Selain itu, pelarangan juga dilakukan untuk menghindari sanksi AS terhadap Iran.
Direktur Jenderal Investasi dan Pengiriman Uang Bank Sentral Irak (CBI), Mazen Ahmed, mengatakan kepada Reuters bahwa langkah ini bertujuan untuk memberantas penggunaan ilegal sekitar 50 persen dari US$10 miliar yang diimpor Irak dalam bentuk tunai dari New York Federal Reserve setiap tahunnya.
Ini juga merupakan bagian dari gerakan dedolarisasi perekonomian Irak. Masyarakat Irak, setelah dihantam perang dan krisis yang berulang pascainvasi AS pada 2003, lebih memilih dolar dibandingkan dinar.
Masyarakat yang menyetor dolar ke bank sebelum akhir 2023 akan tetap dapat menarik dana dalam dolar pada 2024, kata Ahmed. Namun, dolar yang disetorkan pada 2024 hanya dapat ditarik dalam mata uang lokal dengan kurs resmi 1.320.
Nilai tukar pasar paralel dinar Irak berada pada angka 1.560 pada Kamis, sekitar 15 persen di bawah nilai tukar resmi.
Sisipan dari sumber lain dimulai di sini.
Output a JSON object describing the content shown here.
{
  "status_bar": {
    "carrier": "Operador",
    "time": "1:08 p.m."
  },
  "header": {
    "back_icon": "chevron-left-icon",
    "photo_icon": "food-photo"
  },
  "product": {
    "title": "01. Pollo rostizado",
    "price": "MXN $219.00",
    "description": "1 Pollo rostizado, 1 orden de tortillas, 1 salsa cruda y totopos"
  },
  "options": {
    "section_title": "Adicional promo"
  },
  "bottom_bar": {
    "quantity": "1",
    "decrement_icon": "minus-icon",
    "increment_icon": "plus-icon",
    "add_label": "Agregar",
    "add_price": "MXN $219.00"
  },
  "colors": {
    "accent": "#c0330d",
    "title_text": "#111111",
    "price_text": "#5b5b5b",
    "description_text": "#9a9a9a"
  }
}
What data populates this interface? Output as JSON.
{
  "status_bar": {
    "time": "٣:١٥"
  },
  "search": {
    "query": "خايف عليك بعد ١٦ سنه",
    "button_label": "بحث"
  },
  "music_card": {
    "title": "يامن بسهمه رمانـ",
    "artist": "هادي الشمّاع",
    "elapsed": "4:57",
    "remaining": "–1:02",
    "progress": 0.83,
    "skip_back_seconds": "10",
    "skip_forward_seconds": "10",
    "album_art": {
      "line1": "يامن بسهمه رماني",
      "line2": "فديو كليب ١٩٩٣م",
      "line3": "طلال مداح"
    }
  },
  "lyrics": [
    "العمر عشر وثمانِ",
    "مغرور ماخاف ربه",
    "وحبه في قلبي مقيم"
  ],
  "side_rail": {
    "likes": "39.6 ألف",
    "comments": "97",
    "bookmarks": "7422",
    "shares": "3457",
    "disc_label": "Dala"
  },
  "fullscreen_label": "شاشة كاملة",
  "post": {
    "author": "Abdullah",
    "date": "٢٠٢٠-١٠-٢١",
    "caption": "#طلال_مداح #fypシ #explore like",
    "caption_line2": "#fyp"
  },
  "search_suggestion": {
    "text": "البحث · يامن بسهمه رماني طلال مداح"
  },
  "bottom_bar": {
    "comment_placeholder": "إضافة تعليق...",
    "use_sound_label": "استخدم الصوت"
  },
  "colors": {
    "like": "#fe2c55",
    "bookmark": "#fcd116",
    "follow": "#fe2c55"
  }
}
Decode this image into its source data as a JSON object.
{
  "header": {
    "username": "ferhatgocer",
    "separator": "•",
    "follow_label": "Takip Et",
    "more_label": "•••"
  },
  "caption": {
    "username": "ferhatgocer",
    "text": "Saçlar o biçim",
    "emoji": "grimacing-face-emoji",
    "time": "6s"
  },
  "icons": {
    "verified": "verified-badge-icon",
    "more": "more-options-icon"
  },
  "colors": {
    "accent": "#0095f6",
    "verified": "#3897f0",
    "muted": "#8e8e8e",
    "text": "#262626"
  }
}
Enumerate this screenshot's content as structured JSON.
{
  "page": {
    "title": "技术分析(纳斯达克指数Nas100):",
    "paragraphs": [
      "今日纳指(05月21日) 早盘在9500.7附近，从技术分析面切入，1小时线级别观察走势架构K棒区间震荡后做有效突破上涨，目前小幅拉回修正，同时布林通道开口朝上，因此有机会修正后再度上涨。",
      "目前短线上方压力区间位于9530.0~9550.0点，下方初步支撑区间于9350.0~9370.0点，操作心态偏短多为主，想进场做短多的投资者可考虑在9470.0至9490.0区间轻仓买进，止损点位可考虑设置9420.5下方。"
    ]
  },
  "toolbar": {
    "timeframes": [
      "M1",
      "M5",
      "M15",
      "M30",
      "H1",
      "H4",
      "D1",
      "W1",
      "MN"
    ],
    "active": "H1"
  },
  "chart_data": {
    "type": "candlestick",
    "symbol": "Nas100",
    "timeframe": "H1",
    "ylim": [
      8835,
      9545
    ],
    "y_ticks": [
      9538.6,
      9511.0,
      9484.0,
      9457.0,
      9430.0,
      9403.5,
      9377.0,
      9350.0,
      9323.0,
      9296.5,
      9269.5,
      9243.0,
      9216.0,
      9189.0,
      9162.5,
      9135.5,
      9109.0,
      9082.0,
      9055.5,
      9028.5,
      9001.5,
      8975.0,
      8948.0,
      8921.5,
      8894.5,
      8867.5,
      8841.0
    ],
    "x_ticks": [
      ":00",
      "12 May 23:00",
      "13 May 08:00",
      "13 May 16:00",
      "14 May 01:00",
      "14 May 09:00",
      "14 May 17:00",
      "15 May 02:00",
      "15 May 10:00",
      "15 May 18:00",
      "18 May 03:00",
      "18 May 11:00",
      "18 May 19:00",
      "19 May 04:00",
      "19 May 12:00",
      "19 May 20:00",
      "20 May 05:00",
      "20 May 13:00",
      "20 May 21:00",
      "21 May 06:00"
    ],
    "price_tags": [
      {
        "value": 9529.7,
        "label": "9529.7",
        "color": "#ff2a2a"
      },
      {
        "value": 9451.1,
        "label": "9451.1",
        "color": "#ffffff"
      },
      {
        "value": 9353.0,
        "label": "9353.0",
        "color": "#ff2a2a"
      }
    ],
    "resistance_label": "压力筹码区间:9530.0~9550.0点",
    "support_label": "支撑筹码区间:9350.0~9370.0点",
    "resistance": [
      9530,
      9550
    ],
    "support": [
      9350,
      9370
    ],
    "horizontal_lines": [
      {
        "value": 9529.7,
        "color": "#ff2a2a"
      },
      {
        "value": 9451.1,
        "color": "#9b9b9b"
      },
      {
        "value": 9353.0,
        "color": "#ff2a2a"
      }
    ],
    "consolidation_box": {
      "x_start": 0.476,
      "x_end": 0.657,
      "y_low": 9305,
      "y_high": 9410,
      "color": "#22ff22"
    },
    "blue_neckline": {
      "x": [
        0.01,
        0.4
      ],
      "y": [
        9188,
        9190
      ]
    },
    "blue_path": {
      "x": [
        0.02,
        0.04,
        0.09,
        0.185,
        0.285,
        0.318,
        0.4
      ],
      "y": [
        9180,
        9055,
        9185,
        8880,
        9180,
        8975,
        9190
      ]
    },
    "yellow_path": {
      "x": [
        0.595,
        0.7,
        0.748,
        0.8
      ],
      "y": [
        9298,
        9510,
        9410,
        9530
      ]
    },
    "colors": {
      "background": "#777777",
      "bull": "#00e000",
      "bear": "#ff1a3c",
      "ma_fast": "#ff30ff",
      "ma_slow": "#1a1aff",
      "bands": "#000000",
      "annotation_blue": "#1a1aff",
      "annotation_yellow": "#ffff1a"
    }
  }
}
“Anda ingin mentransfer? Silakan. Anda ingin kartu dalam dolar? Silakan, Anda dapat menggunakan kartu tersebut di Irak dengan kurs resmi, atau jika Anda ingin menarik uang tunai, Anda dapat menggunakan kurs resmi dalam dinar. Tapi jangan bicara lagi pada saya tentang uang tunai dolar,” kata Ahmed.